We currently track extractor messages by resource - for a dataset or file, the user can view a list of Extractor events that were associated with that file.
The list of events is further categorized by extractor, but this can still be inadequate for tracking multiple jobs running on the same extractor.
The problem is exacerbated exponentially if multiple replicas or threads are running for a particular extractor - this means that 2 jobs can simultaneously be sending updates for the same extractor + file or dataset combination, and makes it impossible to determine which jobs sent which updates.
In addition to resolving the problem stated above, expanding extractor job tracking would also allow extractor developers to better debug and analyze their extractor jobs, or to determine if there are performance enhancements that could be made.
The API defines the ExtractorInfo and Extraction models, and offers an Extractions API for fetching and updating these events for display. The MongoDBExtractorService can be used internally to create and interact with those models within MongoDB.
The Clowder API for file uploads includes optional calls to the RabbitMqPlugin. This plugin must be enabled to use extractors.
If the RabbitMQ plugin is enabled, Clowder subscribes to RabbitMQ to receive heartbeat messages from each extractor. Clowder subscribes to these messages to determine if an extractor is still online and functioning. (This is the ExtractorInfo model.)
pyClowder, as the name implies, is a framework for writing Python-based extractors for Clowder. It includes, among other utilities, a client for subscribing to the appropriate queues in RabbitMQ. pyClowder knows how to automatically send back heartbeat signals and status updates to Clowder.
When a pyClowder-based extractor starts up, it begins sending heartbeat messages to RabbitMQ indicating the status of the extractor. Clowder subscribes to these messages to determine if an extractor is still online and functioning. (This is the ExtractorInfo model.)
At this time, the extractor also creates and/or subscribes to a queue unique to its extractor identifier, to which Clowder will send new upload events to be processed.
For each new file upload, Clowder will push an event into the appropriate extractor queue(s) in RabbitMQ based on the types/rules defined in the ExtractorInfo.
If an extractor is idle and sees a new message in the queue it is watching, it will grab the message and start processing.
Whenever a stdout/stderr log event happens or if the Extraction status changes (e.g. SUBMITTED → PROCESSED or PROCESSED → DONE), pyClowder will send an update back to Clowder on the "reply queue".
When a reply comes back on the "reply queue" containing a file + extractor combo, Clowder creates a new Extraction in the database housing this message.
The UIs for viewing a File or Dataset offer an Extractions tab, which simply lists out all Extraction objects associated with the file or dataset and groups by extractor type.
pyClowder may need minor updates to send more information regarding a specific job. Alongside the user, resource (e.g. dataset or file), and extractor name, pyClowder should also attach a unique identifier (e.g. UUID) to related job messages. That is, when an extractor begins working on a new item from the queue, it should assign a unique identifier to that workload that is unique to each run of the desired extractor.

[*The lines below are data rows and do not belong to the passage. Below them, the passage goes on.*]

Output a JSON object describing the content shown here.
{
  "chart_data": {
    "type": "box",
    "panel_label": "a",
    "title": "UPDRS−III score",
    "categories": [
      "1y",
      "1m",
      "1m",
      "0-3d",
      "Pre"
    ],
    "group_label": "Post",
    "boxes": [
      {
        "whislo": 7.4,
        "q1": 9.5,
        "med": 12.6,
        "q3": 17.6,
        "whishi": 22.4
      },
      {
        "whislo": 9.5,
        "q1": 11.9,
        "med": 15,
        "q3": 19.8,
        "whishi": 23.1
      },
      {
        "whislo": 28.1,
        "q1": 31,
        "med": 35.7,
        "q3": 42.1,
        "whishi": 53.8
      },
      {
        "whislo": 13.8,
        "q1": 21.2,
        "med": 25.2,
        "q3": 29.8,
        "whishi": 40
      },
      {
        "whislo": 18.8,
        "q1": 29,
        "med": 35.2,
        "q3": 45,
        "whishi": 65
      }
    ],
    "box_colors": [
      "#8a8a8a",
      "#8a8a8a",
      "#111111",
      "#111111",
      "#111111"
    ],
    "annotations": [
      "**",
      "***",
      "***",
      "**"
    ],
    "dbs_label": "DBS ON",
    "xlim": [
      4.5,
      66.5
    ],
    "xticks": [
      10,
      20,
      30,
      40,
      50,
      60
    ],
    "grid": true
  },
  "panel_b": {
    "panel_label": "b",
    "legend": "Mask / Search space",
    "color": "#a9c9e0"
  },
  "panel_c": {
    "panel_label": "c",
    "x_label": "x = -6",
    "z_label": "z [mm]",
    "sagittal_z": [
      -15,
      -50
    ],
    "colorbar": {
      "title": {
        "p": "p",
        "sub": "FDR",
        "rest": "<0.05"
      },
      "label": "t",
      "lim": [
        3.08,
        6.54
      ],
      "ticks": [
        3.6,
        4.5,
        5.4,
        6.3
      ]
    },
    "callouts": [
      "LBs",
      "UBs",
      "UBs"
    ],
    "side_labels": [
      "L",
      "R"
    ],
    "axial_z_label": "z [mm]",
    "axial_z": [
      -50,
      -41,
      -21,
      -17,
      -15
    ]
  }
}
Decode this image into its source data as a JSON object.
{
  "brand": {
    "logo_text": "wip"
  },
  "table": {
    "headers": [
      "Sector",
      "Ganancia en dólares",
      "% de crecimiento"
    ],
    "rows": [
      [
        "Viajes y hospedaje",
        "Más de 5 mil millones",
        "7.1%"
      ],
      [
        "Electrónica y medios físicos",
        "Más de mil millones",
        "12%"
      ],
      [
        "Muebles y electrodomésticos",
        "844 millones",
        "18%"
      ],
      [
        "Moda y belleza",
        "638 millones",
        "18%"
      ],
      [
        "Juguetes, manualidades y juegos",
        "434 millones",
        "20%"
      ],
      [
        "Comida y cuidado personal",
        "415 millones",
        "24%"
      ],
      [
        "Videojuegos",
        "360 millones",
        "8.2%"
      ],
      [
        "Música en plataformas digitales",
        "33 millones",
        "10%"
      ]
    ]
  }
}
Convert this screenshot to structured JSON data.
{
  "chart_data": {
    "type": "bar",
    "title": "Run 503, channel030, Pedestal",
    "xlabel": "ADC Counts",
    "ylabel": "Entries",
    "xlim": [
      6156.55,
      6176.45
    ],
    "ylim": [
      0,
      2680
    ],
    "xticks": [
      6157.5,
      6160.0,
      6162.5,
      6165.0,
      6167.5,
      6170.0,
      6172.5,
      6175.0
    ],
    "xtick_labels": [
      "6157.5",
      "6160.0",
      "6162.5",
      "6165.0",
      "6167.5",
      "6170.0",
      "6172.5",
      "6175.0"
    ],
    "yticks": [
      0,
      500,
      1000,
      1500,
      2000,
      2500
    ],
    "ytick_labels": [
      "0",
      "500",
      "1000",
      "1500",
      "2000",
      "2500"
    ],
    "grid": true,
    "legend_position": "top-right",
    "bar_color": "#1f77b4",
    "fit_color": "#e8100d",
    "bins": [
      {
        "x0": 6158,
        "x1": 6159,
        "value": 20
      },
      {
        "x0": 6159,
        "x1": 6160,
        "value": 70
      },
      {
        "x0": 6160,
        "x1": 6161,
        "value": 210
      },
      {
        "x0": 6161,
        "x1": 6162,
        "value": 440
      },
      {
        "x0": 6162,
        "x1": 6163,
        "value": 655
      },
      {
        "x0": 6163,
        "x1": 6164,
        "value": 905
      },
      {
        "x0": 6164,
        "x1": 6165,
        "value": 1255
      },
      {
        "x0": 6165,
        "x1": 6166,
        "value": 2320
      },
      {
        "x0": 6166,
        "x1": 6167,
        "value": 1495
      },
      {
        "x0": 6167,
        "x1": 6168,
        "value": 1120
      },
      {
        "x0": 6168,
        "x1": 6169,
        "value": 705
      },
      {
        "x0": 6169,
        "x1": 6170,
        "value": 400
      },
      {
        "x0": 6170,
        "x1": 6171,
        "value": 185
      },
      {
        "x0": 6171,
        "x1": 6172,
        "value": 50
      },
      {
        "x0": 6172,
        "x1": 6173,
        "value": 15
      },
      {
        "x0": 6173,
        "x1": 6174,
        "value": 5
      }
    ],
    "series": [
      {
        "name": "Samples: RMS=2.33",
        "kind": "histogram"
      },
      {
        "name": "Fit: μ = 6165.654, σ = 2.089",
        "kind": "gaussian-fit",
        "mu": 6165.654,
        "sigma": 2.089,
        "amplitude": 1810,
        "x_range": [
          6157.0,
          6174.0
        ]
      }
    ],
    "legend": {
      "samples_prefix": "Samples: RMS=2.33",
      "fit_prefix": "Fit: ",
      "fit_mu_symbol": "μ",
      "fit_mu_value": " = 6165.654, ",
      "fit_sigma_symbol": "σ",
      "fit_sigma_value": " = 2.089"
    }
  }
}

This way, we can easily create a UI that can filter and sort through these events without making major modifications to the UI and without taking a large performance hit in the frontend.
There is still an open question of who is responsible for creating this unique ID. On the one hand it should be up to Clowder to create and manage these IDs, as it is managing the larger concept of a "Job" which spans multiple status updates. On the other hand, will this account for failover? What if an extractor fails midjob? Is it ok to start this job over with the same ID, or would this require generating an entirely new ID?
The API changes proposed should be fairly minimal, as we are simply extending the existing Extraction API to account for the new identifier that will need to be added to pyClowder.
NOTE: Extraction already has a field named id, which is unique per-status update. We may want to create a new field (named job_id?) instead of changing existing behavior and maybe causing compatibility issues.
Further changes would likely break the existing implementation of Extractors/Extractions, and should be considered thoroughly before execution.
The UI takes on a few changes here, adding further grouping/categorization based on the new job ID.
Displaying extractor events currently looks as follows:
We offer a tab that lists all extractors that have run on the file or dataset.
The user can click an extractor to expand a subsection containing individual events from that extractor.
We propose altering the UI with the following changes:
- Categorize further based on the unique identifier for each job - this allows user
- For finished extractor jobs (?), show the elapsed time it took to complete the job
Nice to have:
- Display the user that initiated the job - for new uploads, should we show the user who uploaded the file?
The final product might look something like this:
- What do we do about past extractions/jobs that are missing this identifier? Is it worth preserving the existing display in the UI for this purpose?
- Extraction already has an id field that is unique per-status update - would adding a job_id field work in a way that keeps this data/view backward-compatible as possible?
- Should Clowder or pyClowder create this unique identifier? What about cases where an extractor dies mid-job? Can/should another extractor pick this up with the same ID, or should this generate a new ID instead?